Uses of interest rate benchmarks

There are two practical uses of interest rate benchmarks.

Payments

Bank loans, FRNs, and the floating legs of interest rate swaps typically have payments that reset every three or six months. The processes of interest rate “reset” and of the compilation or sampling of the index used must enjoy the confidence of the parties making and receiving the resulting payments. Methodologies need to be sufficiently transparent so that the resulting value and payment amounts are beyond dispute.

Evidence of the index being in any way “faulty,” non-representative, or manipulated would very likely result in substantial legal uncertainty and potential litigation. An “opinion-based” benchmark (such as LIBOR) is certain to be more problematic in this regard than one based on real market transactions (such as SOFR).

Discounting

Products such as interest rate swaps, FRNs, and many bank loans are traded products. As such, product users will require mark-to-market information at least daily.

The calculation of mark-to-market values – especially in the absence of up-to-date and product-specific market prices – requires the compilation of discounting curves. Such curves, often known as “zero-coupon” curves, reflect the term structure and credit quality of the underlying indices. This was commonplace with LIBOR rates, and the same methodologies are now being applied in the context of SOFR, €STR, and other benchmark indices.

The calculation of mark-to-market values is central to a number of routines that are mandated by post-GFC legislation and regulation. These include the calculation of collateral requirements, as well as initial and variation margins for both cleared and noncleared products. Modern accounting also requires mark-to-market values for the purposes of profit and loss (P&L) calculations, as well as for updated balance sheet information.

Beginning of the end for LIBOR

The beginning of the end for LIBOR as an interest rate benchmark is widely considered to have been activated by the July 2017 comments from Andrew Bailey, the then Chief Executive of the Financial Conduct Authority (FCA) in the United Kingdom.

He observed that in spite of a number of reforms to the benchmark since the 2008 financial crisis, the underlying market for unsecured wholesale term lending to banks was “no longer sufficiently active” and was “potentially unsustainable (and) also undesirable, for market participants to rely indefinitely on reference rates that do not have actual underlying markets to support them.”

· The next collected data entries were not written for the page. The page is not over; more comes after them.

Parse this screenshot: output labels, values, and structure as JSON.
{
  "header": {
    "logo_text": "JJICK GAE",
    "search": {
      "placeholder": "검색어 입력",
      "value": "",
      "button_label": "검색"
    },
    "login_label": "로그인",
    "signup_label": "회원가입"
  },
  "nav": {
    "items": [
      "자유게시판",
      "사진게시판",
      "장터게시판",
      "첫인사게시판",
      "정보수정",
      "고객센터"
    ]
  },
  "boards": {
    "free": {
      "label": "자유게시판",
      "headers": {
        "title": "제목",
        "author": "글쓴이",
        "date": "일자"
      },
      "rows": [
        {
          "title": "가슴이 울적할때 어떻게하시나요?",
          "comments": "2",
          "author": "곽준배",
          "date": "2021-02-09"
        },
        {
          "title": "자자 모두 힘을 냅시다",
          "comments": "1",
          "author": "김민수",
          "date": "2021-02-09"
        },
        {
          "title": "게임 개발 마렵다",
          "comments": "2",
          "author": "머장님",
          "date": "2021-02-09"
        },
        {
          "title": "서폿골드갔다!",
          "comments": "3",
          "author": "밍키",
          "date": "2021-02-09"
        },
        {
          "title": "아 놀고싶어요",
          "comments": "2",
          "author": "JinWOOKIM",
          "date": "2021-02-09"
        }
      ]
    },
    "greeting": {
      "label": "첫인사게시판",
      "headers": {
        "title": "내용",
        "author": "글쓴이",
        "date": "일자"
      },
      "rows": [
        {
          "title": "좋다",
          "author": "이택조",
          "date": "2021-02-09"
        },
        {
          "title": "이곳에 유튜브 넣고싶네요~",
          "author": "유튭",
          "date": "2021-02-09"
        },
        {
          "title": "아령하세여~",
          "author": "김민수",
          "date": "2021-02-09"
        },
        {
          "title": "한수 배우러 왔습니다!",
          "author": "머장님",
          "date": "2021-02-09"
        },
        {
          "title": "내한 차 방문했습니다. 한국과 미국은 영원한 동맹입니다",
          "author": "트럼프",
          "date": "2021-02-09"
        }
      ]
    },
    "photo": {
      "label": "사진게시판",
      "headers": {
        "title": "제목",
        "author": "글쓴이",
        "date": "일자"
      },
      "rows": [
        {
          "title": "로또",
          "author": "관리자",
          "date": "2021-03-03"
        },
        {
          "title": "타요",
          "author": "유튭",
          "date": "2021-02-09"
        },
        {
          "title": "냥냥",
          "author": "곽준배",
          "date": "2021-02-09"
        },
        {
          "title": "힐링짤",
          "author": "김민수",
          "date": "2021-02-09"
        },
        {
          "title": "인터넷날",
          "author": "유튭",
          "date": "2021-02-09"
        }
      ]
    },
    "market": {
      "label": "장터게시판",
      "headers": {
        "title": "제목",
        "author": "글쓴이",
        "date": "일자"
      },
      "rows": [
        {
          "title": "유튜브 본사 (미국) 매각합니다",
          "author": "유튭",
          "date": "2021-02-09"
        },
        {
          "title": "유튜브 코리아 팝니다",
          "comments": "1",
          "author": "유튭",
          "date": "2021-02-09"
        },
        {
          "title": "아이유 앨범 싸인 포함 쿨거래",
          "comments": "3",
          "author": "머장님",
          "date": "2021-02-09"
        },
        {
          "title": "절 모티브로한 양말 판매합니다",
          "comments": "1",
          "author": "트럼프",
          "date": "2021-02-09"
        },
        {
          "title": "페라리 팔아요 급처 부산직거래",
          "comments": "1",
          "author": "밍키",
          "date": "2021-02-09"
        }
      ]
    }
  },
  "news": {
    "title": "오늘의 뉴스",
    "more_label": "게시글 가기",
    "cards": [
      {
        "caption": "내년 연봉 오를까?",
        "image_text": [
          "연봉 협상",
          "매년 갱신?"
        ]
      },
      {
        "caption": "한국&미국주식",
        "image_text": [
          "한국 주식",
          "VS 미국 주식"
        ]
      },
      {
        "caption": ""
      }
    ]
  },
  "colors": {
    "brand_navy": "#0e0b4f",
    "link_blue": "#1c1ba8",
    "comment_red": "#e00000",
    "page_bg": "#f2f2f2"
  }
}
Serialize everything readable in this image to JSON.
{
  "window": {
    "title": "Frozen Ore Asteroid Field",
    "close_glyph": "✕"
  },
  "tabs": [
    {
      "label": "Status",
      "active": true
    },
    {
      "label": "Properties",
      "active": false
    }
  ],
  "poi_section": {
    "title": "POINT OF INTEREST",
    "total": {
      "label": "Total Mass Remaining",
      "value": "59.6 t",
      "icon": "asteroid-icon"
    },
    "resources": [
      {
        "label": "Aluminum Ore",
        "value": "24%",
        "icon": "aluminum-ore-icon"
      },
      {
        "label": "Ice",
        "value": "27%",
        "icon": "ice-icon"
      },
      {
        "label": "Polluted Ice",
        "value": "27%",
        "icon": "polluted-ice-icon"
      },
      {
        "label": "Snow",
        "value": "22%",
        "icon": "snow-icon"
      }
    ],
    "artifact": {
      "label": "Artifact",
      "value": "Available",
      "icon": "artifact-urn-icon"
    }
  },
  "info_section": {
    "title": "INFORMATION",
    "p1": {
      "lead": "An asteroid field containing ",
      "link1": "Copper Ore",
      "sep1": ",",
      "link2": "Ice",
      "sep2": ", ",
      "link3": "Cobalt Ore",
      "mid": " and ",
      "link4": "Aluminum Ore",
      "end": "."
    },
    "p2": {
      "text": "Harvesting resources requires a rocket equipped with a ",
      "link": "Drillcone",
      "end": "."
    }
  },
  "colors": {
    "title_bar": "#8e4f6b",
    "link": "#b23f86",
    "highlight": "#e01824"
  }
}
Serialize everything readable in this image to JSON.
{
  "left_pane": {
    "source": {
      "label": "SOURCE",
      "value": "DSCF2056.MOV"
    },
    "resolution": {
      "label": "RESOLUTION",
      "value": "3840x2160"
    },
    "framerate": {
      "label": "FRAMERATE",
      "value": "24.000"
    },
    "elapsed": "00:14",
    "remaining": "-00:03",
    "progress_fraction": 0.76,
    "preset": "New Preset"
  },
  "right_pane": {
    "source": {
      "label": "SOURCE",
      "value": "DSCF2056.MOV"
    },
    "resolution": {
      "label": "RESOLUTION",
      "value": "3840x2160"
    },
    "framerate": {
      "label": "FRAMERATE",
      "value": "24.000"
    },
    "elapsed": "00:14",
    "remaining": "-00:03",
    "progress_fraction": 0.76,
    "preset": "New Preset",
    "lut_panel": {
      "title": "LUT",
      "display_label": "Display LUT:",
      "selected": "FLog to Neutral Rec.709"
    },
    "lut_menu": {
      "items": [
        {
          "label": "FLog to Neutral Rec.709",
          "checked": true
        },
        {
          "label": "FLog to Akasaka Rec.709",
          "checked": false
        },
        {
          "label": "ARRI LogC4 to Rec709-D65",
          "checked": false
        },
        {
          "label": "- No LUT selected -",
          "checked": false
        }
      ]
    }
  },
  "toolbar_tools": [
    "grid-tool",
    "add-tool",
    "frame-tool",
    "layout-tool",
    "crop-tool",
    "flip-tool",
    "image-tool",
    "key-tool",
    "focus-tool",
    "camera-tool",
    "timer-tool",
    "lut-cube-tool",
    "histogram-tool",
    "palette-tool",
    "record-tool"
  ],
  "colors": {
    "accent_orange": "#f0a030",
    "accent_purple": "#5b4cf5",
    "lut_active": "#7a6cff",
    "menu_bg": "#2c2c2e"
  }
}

According to estimates published prior to LIBOR cessation, around USD 350 trillion in financial contracts were tied to LIBOR. Because the US dollar is the most widely used of the world’s currencies, US dollar LIBOR rates were the most widely used and cited.

The observation that the interest economics of as much as USD 350 trillion in financial products were being driven by a market where the volume of transactions was often minimal or non-existent gave rise to concerns of potential “moral hazard.” Some of these concerns arose from a number of scandals where interested parties submitted distorted information in order to further the economic interests of their own “books.”

Even prior to the GFC, some analysts and commentators had voiced concerns that the method for setting LIBOR rates was potentially flawed by distortions, especially given the reliance on the idea of an active and continuous market, despite evidence that banks tended to stop lending to each other at times of market stress.

Interbank deposit transaction activity has seen a near complete migration to overnight, this being the lowest risk part of the interbank universe. It should be noted here that the GFC happened at a time when the newly innovated OIS swap transactions were becoming mainstream. For example, a three-month OIS transaction allows the parties to the OIS to exchange three-month interest rate risk but with very little counterparty credit risk exposure potential. This allows banks to focus their interbank credit risk activity at the level of overnight while expressing term interest rate views through the use of OIS (swap) transactions with minimal credit risk.